Marc Ambinder - Marc Ambinder is the White House correspondent for National Journal and a contributing editor at The Atlantic. More

Marc Ambinder is the White House correspondent for National Journal. He previously served as the politics editor, and is now a contributing editor, for The Atlantic, where he curated the influential Politics channel on TheAtlantic.com and contributed to the magazine. He was also a chief political consultant to CBS News. Earlier, at NJ's Hotline, Ambinder was the founding editor of "Hotline On Call," a pathbreaking political news blog. He also worked as a producer and reporter for the ABC News Political Unit and was one of the founders of ABC's "The Note." Born in New York City, raised in Central Florida, Ambinder is a 2001 graduate of Harvard and lives in Washington, D.C.
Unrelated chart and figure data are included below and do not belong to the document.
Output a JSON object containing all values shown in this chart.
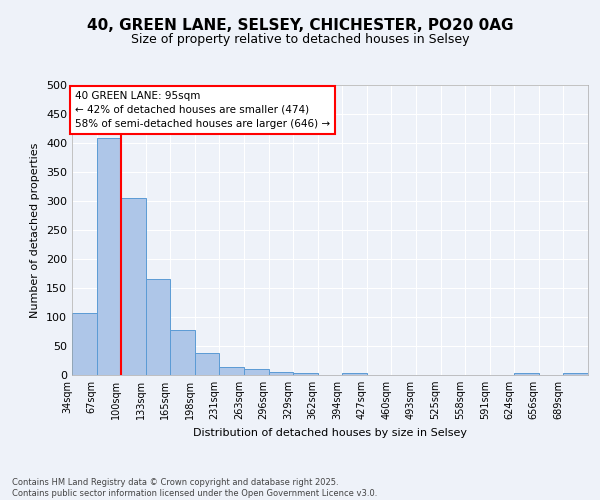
{
  "title_line1": "40, GREEN LANE, SELSEY, CHICHESTER, PO20 0AG",
  "title_line2": "Size of property relative to detached houses in Selsey",
  "xlabel": "Distribution of detached houses by size in Selsey",
  "ylabel": "Number of detached properties",
  "bar_values": [
    107,
    408,
    305,
    166,
    77,
    38,
    13,
    10,
    6,
    3,
    0,
    3,
    0,
    0,
    0,
    0,
    0,
    0,
    3,
    0,
    3
  ],
  "categories": [
    "34sqm",
    "67sqm",
    "100sqm",
    "133sqm",
    "165sqm",
    "198sqm",
    "231sqm",
    "263sqm",
    "296sqm",
    "329sqm",
    "362sqm",
    "394sqm",
    "427sqm",
    "460sqm",
    "493sqm",
    "525sqm",
    "558sqm",
    "591sqm",
    "624sqm",
    "656sqm",
    "689sqm"
  ],
  "bar_color": "#aec6e8",
  "bar_edgecolor": "#5b9bd5",
  "vline_x": 2,
  "vline_color": "red",
  "annotation_text": "40 GREEN LANE: 95sqm\n← 42% of detached houses are smaller (474)\n58% of semi-detached houses are larger (646) →",
  "annotation_box_color": "white",
  "annotation_box_edgecolor": "red",
  "ylim": [
    0,
    500
  ],
  "yticks": [
    0,
    50,
    100,
    150,
    200,
    250,
    300,
    350,
    400,
    450,
    500
  ],
  "footer_text": "Contains HM Land Registry data © Crown copyright and database right 2025.\nContains public sector information licensed under the Open Government Licence v3.0.",
  "bg_color": "#eef2f9",
  "plot_bg_color": "#eef2f9"
}
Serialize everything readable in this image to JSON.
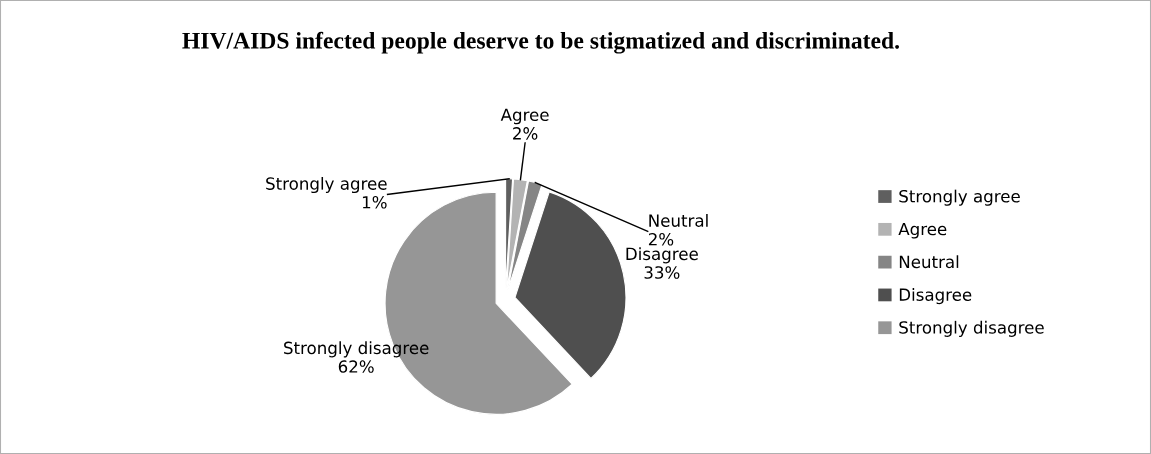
{
  "chart_data": {
    "type": "pie",
    "title": "HIV/AIDS infected people deserve to be stigmatized and discriminated.",
    "categories": [
      "Strongly agree",
      "Agree",
      "Neutral",
      "Disagree",
      "Strongly disagree"
    ],
    "values": [
      1,
      2,
      2,
      33,
      62
    ],
    "colors": [
      "#5f5f5f",
      "#b3b3b3",
      "#858585",
      "#4f4f4f",
      "#969696"
    ],
    "value_labels": [
      "1%",
      "2%",
      "2%",
      "33%",
      "62%"
    ],
    "legend": "right"
  }
}
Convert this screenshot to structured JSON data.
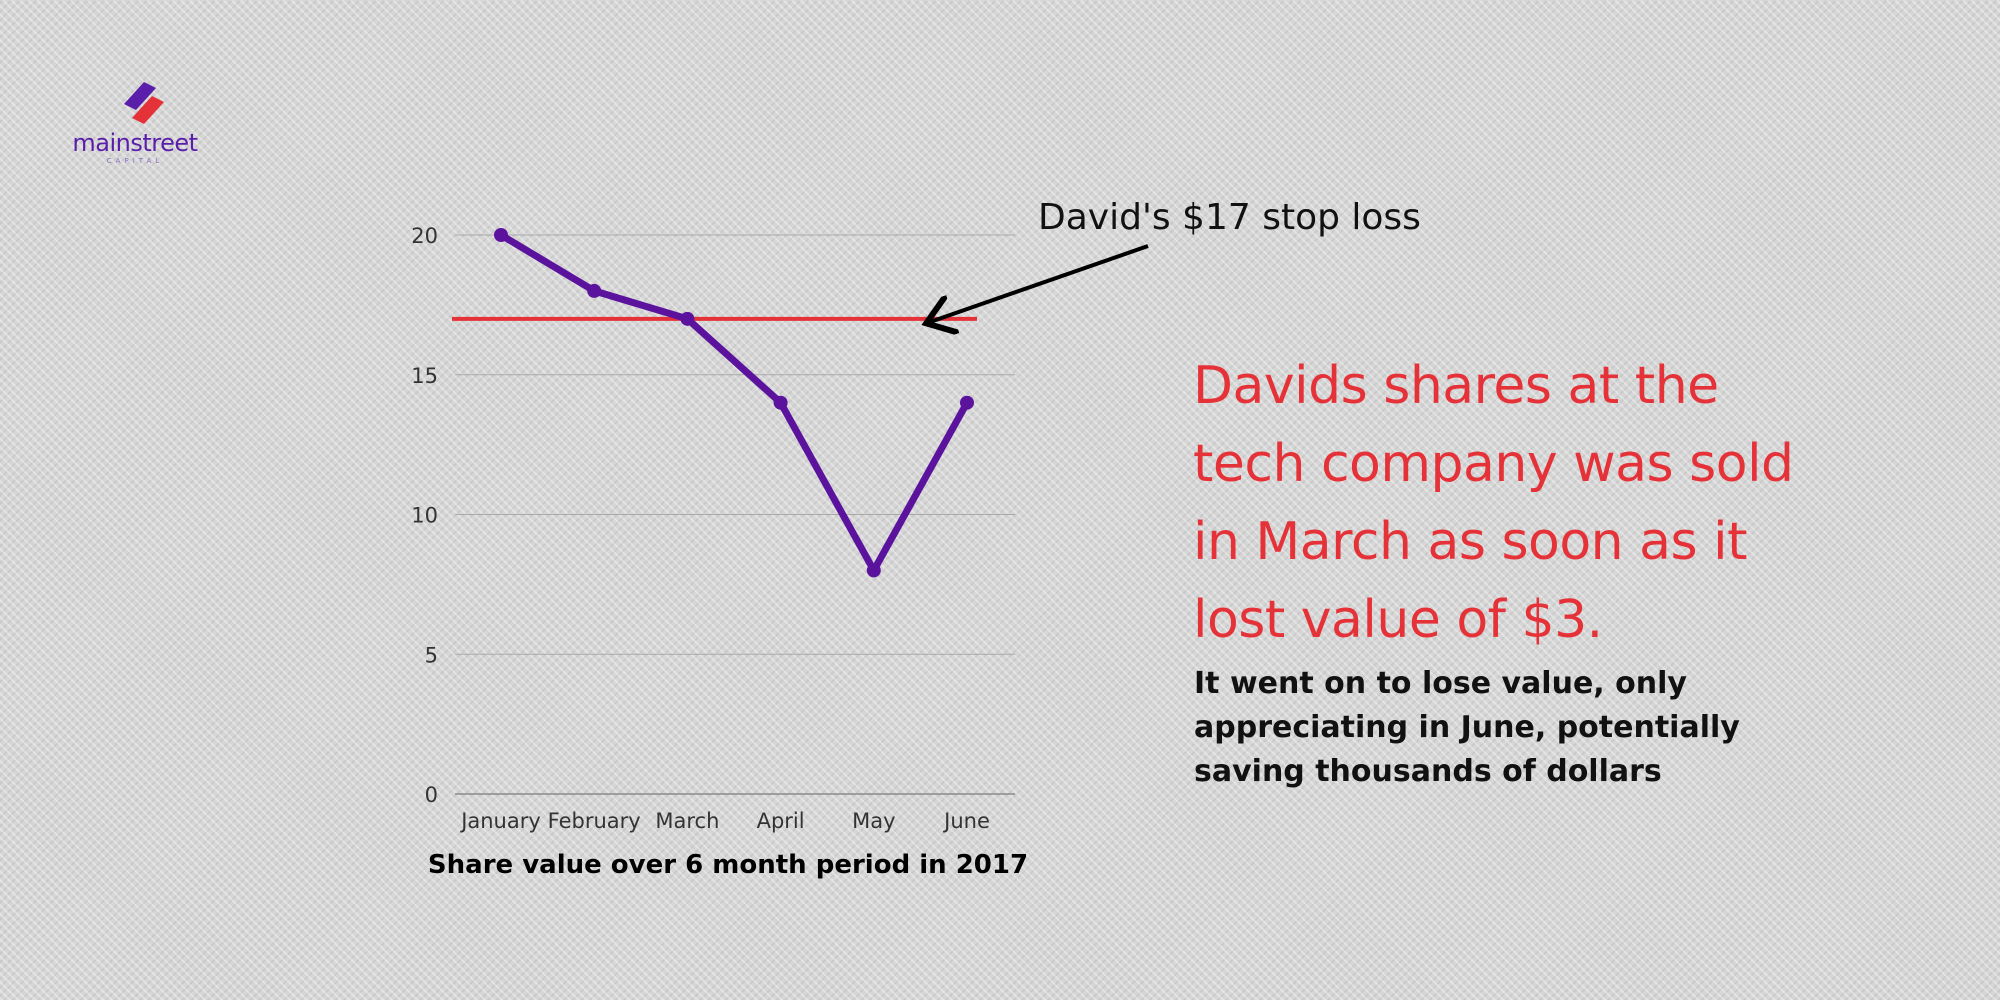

'Do Not Give Them Ground By Debating Details'

By Marc Ambinder
Mar 19 2010, 1:58 PM ET Comment

(Update: please see this Editor's Note, from me, about the memo and its origins.)

As Democratic momentum continues (Sam Farr is now a yes vote, for example), a bit of a scoop for House Republicans, though it probably won't be enough: they've obtained a memo from senior Democratic spokespeople to other Democratic spokespeople urging them to avoid talking about parts of the health care debate that are a mite inconvenient to the notion that the overall reform will be deficit neutral.

 (Read it here: 20100319100051579.pdf) Specifically, of course, the "doc fix" -- known internally as "SGR," for "sustainable growth rate."  Basically, Medicare's physicial reimbursement system will create liabilities of more than $330 billion over ten years. So the Democratic document warnspress secretaries in boldface type: "The inclusion of a full SGR repeal would undermine reform's budget neutrality."  

Why yes. Yes it would. That's why members should "focus only on the deficit reduction and number of Americans covered."

Elsewhere, the document notes that the preliminary CBO estimate released yesterday doesn't include certain discretionary spending items, so "Do Not Give Them Ground By Debating Details."

Democrats do have responses to all of this: the doc fix will be fixed later in the year -- though in a way that may cut payments to doctors --  and it won't in and of itself contribute to long-term deficits (unless it isn't fixed), and in any event the health care legislation is as honest an attempt to extrapolate costs as there's been.  

Still, it's never good to admit that you've got to fudge a bit to keep a handle on the talking points.